Jahrzehnte vor dem Internet schreibend, war die Technologie, die Malraux sich vorstellte, dies möglich zu machen, primitiv. Die Möglichkeit, die das Internet Museen und Galerien bietet, ihre Sammlungen online zu stellen, bringt uns einem Museum ohne Mauern näher; Ein Museum, das nicht durch physische Räume oder Öffnungs- und Schließzeiten begrenzt ist, sondern es einer beliebigen Anzahl von Personen ermöglicht, jederzeit auf die Sammlung zuzugreifen, die sie möchten. Online-Sammlungen ermöglichen es uns auch, auf Informationen über das Objekt oder Gemälde zuzugreifen, es in einen historischen und sozialen Kontext einzuordnen und mit Geschichten darüber zu verknüpfen, wie es kein physisches Museum kann.
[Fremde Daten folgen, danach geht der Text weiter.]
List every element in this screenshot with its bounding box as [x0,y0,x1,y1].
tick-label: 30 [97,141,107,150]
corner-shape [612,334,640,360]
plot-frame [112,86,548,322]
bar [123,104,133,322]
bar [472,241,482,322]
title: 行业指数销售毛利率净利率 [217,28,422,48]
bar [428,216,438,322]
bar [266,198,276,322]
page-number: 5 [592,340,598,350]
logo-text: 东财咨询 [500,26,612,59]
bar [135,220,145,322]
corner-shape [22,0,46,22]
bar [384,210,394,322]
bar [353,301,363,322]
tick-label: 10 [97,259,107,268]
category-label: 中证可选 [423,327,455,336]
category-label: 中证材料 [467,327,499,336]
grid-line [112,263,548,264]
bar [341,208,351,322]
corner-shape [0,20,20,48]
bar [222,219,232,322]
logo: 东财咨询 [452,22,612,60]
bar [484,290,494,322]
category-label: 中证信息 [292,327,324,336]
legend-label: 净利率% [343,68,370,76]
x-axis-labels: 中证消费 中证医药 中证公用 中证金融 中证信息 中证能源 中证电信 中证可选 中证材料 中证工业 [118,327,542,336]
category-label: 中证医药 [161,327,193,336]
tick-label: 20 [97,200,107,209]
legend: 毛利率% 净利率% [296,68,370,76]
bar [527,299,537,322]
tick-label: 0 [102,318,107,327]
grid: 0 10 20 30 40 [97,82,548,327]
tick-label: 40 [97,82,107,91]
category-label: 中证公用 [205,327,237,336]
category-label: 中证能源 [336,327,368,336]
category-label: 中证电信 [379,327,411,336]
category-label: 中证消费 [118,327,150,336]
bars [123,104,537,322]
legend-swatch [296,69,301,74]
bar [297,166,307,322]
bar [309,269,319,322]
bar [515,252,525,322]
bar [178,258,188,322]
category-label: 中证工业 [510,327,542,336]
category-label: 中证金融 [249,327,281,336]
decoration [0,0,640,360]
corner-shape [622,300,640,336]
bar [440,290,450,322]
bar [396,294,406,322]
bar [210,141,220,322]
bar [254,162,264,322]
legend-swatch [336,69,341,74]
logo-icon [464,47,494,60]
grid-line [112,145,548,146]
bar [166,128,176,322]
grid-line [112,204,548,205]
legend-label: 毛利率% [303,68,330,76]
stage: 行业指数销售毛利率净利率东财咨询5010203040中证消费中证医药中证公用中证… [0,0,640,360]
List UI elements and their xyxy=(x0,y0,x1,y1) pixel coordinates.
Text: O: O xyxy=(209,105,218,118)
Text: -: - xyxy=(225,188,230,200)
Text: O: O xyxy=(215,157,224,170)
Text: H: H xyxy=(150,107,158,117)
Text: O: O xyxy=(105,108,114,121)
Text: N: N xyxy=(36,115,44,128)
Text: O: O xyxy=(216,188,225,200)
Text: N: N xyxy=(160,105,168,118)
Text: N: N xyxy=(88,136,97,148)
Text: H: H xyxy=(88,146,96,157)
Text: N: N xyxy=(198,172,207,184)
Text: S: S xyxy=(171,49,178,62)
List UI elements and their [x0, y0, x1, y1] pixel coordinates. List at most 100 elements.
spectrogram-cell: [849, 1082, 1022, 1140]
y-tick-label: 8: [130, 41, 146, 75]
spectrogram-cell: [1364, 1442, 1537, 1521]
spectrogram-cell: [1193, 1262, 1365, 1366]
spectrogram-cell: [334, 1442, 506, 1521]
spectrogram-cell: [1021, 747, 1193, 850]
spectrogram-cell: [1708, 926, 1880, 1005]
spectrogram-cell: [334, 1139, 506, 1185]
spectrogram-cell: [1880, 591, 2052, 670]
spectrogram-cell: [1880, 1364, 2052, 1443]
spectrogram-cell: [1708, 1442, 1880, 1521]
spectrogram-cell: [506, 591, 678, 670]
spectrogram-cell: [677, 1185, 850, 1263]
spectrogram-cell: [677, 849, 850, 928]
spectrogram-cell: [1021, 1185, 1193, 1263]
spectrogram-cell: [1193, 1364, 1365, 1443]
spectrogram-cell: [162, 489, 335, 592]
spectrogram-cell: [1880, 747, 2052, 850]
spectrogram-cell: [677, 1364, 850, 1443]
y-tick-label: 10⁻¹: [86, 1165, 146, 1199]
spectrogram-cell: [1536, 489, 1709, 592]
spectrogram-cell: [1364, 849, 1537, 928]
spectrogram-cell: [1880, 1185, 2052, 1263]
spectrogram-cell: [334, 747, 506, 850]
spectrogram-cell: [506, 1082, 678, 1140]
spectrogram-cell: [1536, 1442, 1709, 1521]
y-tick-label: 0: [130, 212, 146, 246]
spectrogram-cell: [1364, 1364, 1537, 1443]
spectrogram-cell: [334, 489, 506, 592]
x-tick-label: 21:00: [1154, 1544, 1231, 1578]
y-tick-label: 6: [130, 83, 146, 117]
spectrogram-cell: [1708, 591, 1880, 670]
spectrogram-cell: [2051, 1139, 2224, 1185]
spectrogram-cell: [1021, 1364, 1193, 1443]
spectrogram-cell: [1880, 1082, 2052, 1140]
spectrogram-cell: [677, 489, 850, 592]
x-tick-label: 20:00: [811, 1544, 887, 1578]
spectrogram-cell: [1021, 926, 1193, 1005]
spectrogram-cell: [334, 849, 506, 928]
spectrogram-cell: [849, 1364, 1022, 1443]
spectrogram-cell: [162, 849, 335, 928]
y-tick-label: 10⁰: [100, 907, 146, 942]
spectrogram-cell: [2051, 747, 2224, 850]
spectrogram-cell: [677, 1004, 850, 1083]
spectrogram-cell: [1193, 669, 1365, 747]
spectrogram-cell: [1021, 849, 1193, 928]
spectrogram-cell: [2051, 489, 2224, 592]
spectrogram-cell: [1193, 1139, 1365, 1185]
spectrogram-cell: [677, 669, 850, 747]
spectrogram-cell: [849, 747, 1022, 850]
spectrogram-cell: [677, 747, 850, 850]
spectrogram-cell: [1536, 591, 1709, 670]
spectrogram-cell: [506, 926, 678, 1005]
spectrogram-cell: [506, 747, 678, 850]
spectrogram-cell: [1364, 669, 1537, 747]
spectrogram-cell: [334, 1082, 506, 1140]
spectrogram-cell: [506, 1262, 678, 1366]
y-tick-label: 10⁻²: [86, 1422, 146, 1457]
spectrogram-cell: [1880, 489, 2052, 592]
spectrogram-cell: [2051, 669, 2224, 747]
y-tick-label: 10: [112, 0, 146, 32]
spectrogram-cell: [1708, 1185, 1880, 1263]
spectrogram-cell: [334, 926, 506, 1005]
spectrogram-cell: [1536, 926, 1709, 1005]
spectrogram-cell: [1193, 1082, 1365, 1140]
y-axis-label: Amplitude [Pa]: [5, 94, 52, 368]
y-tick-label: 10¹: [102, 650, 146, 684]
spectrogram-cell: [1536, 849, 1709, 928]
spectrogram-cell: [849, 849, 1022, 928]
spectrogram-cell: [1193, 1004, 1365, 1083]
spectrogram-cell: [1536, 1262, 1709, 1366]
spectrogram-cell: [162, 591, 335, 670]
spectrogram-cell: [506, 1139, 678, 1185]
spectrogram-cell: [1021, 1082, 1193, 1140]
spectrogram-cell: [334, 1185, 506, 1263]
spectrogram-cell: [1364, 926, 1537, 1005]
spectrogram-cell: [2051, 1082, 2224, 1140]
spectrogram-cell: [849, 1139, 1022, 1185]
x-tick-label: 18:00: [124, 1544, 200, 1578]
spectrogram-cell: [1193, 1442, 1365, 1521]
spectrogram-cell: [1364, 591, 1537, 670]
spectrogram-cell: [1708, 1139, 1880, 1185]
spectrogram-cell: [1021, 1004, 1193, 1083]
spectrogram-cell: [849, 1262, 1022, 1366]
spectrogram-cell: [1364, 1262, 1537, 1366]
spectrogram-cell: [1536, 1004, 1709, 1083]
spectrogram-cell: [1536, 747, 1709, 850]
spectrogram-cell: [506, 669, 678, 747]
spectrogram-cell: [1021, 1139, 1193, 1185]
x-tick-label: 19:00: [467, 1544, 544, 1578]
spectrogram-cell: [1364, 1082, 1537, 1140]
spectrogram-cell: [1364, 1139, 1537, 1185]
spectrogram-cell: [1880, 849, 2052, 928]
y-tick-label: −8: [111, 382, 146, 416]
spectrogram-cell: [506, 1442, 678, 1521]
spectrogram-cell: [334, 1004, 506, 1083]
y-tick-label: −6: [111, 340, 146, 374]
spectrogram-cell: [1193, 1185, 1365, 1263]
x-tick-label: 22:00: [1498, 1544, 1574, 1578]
Und doch ebenso wenig Bilder von Picasso Gernika könnte mich auf die Erfahrung des eigentlichen Gemäldes vorbereiten, daher kann kein Grad an Raffinesse einer digitalen Erfahrung die Realität reproduzieren, ein Kunstwerk vor Ihnen zu sehen. Zum Teil ergibt es sich aus physischen Unterschieden, aus der Bedeutung von Textur und Größe, Qualitäten, die einem physischen Objekt innewohnen, aber nicht einem Bild auf einem Bildschirm.

Noch wichtiger ist vielleicht das, was die amerikanische Kuratorin Ann Mintz eine „metaphysische“ Qualität beim Betrachten eines realen Objekts nennt, das in einer virtuellen Reproduktion fehlt. Man verhält sich zu einem physischen Kunstwerk anders als zu einem virtuellen Objekt. Studien haben gezeigt, dass Menschen mehr Zeit damit verbringen, ein physisches Objekt in einem Museum zu betrachten als dasselbe Objekt online, und oft eine emotionale Reaktion darauf haben, die in einem virtuellen Raum selten vorkommt.

Es ist eine Unterscheidung, die nicht auf die Kunst beschränkt ist. Es gibt einen analogen Unterschied zwischen dem Musikhören zu Hause und dem Erleben bei einem Live-Gig oder in einem Opernhaus. Zu Hause wäre die Musik klanglich zweifellos weitaus besser, aber es ist eine unbeschreibliche Qualität, Musik zu sehen, die live und in Gesellschaft produziert und aufgeführt wird, die keine Schallplatte, CD oder kein Stream imitieren kann.

Oder nehmen Sie den Unterschied zwischen Live-Sport und Fernsehen. Es spricht viel für den TV-Sport; nicht nur den Komfort des Sofas, sondern auch die Fähigkeit der Kamera, Momente und Details herauszupicken, die man in einem Stadion nie gesehen hätte. Und doch kann nichts die emotionale Aufladung nehmen, ein Spiel im wirklichen Leben zu sehen, zu sehen, wie Mo Salah oder Venus Williams in diesem Moment ihre Wunder vollbringen, vollgestopft mit Tausenden von anderen, die sich mit der gleichen Verfolgung beschäftigen.

Oder bedenke sogar auf seine eigene Weise die Bedeutung von rituellen und körperlichen Verbindungen für so viele Menschen, die wir in der vergangenen Woche gesehen haben. All dies sagt uns etwas über das Menschsein; von der Bedeutung der Materialität unserer Welt für unsere Wertschätzung. Auch die Bedeutung des sozialen Kontextes, in dem wir uns mit der Welt auseinandersetzen, damit wir uns nicht als Individuen, sondern als Teil einer Masse oder eines Kollektivs mit ihr auseinandersetzen können.

Das Internet hat unser Leben verändert und unsere Beziehung zur Kunst demokratisiert. Aber dabei hat sie auch die Bedeutung des Physischen und des Wirklichen offenbart. Es hat uns gezeigt, wie paradoxerweise die Materialität des Lebens eine unbeschreibliche Qualität verkörpert, die das Virtuelle nicht erreichen kann.